The Silver Chair—Gone Rum
Sarah, Bethany, & Caleb
A/N: This peculiar plotless story was penned by three insane people really late at night, while watching the BBC movie of The Silver Chair. Anyways, it's a tiche crazy. We hope you find it, if nothing else, amusing.
One day, Glimfeather the owl was flying back and forth over Narnia. His eyes were alert to any movement on the ground below; not the tiniest stir escaped him. Then Caspian came and shot him down. Glimfeather fell from the heights with an arrow in his wing.
"To woo, to woo! Who are you?" said Glimfeather. Then Caspian stripped him of his feathers and ate him for dinner.
Jill and Eustace were on Glimfeather's back when he fell. They plunged down and crashed through the roof of Puddleglum's house.
"Man cubs ahoy!" said Puddleglum. "What happened? Has the popcorn-boat sunken to the bottom of the ocean? Has the castle been destroyed? Has the king been crushed by a mighty boulder? I know, an enemy has annihilated half of Narnia! I knew this would happen. I--"
Then Caspian, having acquired a taste for owl, went and attacked the Owls. He plucked and ate them all, holding a huge feast in Narnia. Caspian and all his men were so stuffed, they slept for two days and two nights. During the second watch of the second night, an enemy ship came into port and destroyed the castle of Cair Paravel, as well as half of the Wild Woods of the West. Apparently, Puddleglum had finally guessed right. When Caspian and his men woke up, they went and rebuilt the castle, as well as planting new trees in the Wild Woods of the West. Then, they went and destroyed the entire fleet of the enemy. After this, Caspian realized that there was so much leftover Owl Stew from the feast, he instructed his men to dig underground pits in which to store it. Moreover, when his men did thus, they happened upon the Emerald Witch's underground kingdom. Her Grunts were working strenuously to dig out to the top when Caspian's men broke through. They had a great battle and Caspian defeated the Grunts and ate them for dinner.
Then, Puddleglum ran in and said, "Hee ho!" Puddleglum said "Hee ho!" so many times that King Caspian had him made into Frog Stew. Then, a giant stomped in and said:
"Come in, ya little shrimps!" Caspian, thinking he was a shrimp, gobbled him up at once. By this time, Caspian was so fat, he resembled a large round ball. All of his subjects were getting rather tired of working, so they decided to have a little fun. They commenced bouncing him like a rubber ball. King Caspian was growing rather angry, so he ordered his guards to put a stop to it at once. However, the guards did not obey. Instead, they joined in and began playing catch with the king. His face grew beet red and steam blew out of his ears. He spontaneously combusted and blew up.

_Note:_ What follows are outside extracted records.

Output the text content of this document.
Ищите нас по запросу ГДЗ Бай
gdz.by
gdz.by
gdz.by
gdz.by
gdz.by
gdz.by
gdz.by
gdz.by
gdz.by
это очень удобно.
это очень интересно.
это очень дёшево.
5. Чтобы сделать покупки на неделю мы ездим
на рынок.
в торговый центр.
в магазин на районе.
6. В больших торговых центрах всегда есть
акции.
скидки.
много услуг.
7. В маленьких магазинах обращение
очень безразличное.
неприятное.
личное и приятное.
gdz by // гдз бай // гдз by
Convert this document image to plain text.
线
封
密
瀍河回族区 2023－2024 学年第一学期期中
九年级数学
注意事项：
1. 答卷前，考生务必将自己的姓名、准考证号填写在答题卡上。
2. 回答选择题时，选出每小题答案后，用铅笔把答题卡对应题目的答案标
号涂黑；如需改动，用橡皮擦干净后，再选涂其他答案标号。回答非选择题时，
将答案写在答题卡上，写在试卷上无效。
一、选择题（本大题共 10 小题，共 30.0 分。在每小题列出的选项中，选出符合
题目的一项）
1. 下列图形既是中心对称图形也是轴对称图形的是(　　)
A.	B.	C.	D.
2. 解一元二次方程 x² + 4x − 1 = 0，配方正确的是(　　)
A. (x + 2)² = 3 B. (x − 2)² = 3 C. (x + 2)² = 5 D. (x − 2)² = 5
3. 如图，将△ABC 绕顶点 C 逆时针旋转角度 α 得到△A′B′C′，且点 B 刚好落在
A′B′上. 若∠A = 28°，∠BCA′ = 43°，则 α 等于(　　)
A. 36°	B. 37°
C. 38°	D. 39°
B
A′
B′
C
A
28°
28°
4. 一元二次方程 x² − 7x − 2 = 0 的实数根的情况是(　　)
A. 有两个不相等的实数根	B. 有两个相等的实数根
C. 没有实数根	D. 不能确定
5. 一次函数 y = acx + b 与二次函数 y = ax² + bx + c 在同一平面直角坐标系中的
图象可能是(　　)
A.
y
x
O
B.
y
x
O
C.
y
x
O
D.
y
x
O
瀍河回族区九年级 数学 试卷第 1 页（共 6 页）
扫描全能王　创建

"Oh well," said everyone. Therefore, they made Trumpkin the Dwarf the new king of Narnia. The first day, the dwarf was riding around the castle in his popcorn stand. The next moment, useless Eustace strapped rocket boosters to the back of the popcorn stand, launching it into the sea. Trumpkin surfaced, but he was captured by Pug the Pirate, who made him walk the plank with an anchor tied to his feet. He sank to the crushing blackness of Davie Jones' Locker.
Then, Eustace claimed he wanted to be the king. Therefore, he swam to the bottom of the ocean to swipe the crown from Trumpkin. He had waited three years to get it out of the ocean, and when he got down there he found that the crown was gone. He saw a troop of Mermen and Mermaids swimming past with their king at its front. Eustace noticed that he bore upon his head a strangely familiar crown. Therefore, he swam up behind the Sea King and snatched the crown, swimming away as the bullet flies. However, the Sea King caught him and jabbed him in the rear with his trident. Useless Eustace was so angry that he floated to the top and returned with a mighty army, destroying the Merpeople forever.
He took his crown and pompously sat on the throne. He had only reigned for a week before his insatiable greed clouded his common sense and he ordered his army to attack Colormene. Only half obeyed, under a self-important man named Trilian. He got his butt whipped; not a single creature survived the treacherous trek across the desert. The other half, under Bilian, remained in Cair Paravel, preparing for a siege. The Narnians held them off for weeks, but soon the wall was breached and the Colormenes surged into the city. Once again, they were driven back, resulting in a temporary armistice. Bilian, who had taken over command for Eustace because he had died of leprosy, went out to receive terms.
"Surrender the city and we will let all live…as slaves!" said Rabadash III.
"Ok," said Bilian. As Rabadash III walked away, Bilian said:
"What is Cair Paravel worth to you?" Rabadash III paused and said:
"Nothing." He walked a ways further, turned and said: "Everything!"
Bilian and all of the Narnians lived as slaves thereafter.